Mr Pearson, of Hendon Way in Mackworth, said he had been assessed for a personal budget but was appealing against it.
He said: "I got told I could have £250 a week for Darren but then I got told that it wouldn't even cover a week's stay at a respite centre where Darren goes sometimes when we have a break."
"There is no way that would pay for the care. Not only that but Darren can't talk so if he had a one-to-one carer, how would I know that he was being looked after properly? He wouldn't be able to tell me."
Margaret Harris's son, Wayne, 49, also attends Wetherby and said Wayne enjoys socialising at the centre.
She said: "I asked Wayne how he would feel if the centre was closed. He said he didn't want it to close because he would miss his friends.
"We should pool our resources as carers and try to hire somewhere for them to meet with the right staff.
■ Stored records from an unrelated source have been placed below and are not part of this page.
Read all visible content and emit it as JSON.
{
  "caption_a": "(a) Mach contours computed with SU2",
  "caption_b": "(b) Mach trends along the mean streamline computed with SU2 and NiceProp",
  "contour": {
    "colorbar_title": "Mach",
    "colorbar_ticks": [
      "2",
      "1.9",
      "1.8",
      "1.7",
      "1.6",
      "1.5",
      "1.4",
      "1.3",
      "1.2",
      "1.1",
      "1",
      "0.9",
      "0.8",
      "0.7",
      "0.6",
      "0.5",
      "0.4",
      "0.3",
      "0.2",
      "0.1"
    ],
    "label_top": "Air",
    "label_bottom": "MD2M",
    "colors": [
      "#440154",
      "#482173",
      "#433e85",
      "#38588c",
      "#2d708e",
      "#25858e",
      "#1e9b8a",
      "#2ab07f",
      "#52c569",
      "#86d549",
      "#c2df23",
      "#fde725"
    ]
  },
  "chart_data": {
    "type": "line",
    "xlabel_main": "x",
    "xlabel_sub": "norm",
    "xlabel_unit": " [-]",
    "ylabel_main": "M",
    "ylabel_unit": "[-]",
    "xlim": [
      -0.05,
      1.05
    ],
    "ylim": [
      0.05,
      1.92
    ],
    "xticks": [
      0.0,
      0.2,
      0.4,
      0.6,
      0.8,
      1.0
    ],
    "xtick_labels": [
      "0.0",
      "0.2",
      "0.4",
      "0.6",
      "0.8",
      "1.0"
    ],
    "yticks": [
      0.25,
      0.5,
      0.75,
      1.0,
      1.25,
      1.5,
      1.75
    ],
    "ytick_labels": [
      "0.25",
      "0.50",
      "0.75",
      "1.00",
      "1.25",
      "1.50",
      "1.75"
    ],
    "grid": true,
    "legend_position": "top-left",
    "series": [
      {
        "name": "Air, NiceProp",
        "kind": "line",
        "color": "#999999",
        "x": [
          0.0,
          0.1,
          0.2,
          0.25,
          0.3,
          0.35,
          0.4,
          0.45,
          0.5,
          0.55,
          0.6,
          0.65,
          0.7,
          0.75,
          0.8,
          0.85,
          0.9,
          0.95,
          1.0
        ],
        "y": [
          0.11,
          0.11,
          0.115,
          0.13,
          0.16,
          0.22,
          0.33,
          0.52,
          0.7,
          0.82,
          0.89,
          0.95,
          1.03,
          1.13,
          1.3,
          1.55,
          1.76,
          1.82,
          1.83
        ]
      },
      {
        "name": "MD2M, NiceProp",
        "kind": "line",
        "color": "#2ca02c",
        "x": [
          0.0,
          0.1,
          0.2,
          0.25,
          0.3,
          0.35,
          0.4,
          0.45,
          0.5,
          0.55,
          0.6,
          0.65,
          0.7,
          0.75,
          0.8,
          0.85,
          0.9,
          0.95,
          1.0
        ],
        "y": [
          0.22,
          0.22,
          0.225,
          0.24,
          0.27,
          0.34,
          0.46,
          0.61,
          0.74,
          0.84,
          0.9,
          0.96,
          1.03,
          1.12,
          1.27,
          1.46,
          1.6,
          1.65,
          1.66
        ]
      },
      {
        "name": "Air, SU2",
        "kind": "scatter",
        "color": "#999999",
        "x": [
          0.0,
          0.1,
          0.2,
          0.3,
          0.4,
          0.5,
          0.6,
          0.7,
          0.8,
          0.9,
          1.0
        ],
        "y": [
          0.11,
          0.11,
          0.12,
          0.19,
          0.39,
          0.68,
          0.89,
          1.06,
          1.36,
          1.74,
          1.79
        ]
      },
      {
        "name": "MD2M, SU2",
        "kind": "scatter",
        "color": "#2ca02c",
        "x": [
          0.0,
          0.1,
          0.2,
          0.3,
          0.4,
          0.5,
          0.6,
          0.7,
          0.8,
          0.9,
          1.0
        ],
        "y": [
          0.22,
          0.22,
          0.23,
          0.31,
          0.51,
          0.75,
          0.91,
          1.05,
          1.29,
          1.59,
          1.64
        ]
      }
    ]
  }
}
It's the dedicated staff that make the service."
Mrs Harris, of Brompton Road in Mackworth, said she thought the council should continue to run a day service, while still offering personal budgets for younger people.
She said: " Also, Wetherby is a big building and it's not fully used so the council could get a smaller building somewhere which would make more sense."
Councillor Fareed Hussain, cabinet member for leisure and culture, last week announced the start of a consultation into the closure.
He said that it would not close until everyone had a care plan in place which worked for them.
In addition, the centre's Inspire unit, which cares for 20 people with profound and multiple disabilities, will remain until an alternative building is found.
Council vows to work with families
COUNCILLOR Fareed Hussain, Derby City Council cabinet member for adults and health, says he will work closely with families to find alternatives to the Wetherby Centre.
The council is considering closing the day centre because it was too large, under-occupied and not offering the range of services to people it used to, such as training and skills.
Mr Hussain said: "Over the past 10 years, councils have been under pressure to move away from segregated care. More emphasis was put on this when personal budgets came into being."
To obtain a personal budget, service users are assessed as to their needs and then a sum of money is allocated to them which they can spend on different types of care and activities in the community. Carers say it could be complex for them to make those sorts of arrangements for their loved ones themselves.
Mr Hussain said: "People can have virtual budgets, which is where we tell them the amount of money they have but the council actually administers it. We are trying to be as flexible as we can.
"I would encourage carers to engage with the council to talk through possibilities and find answers."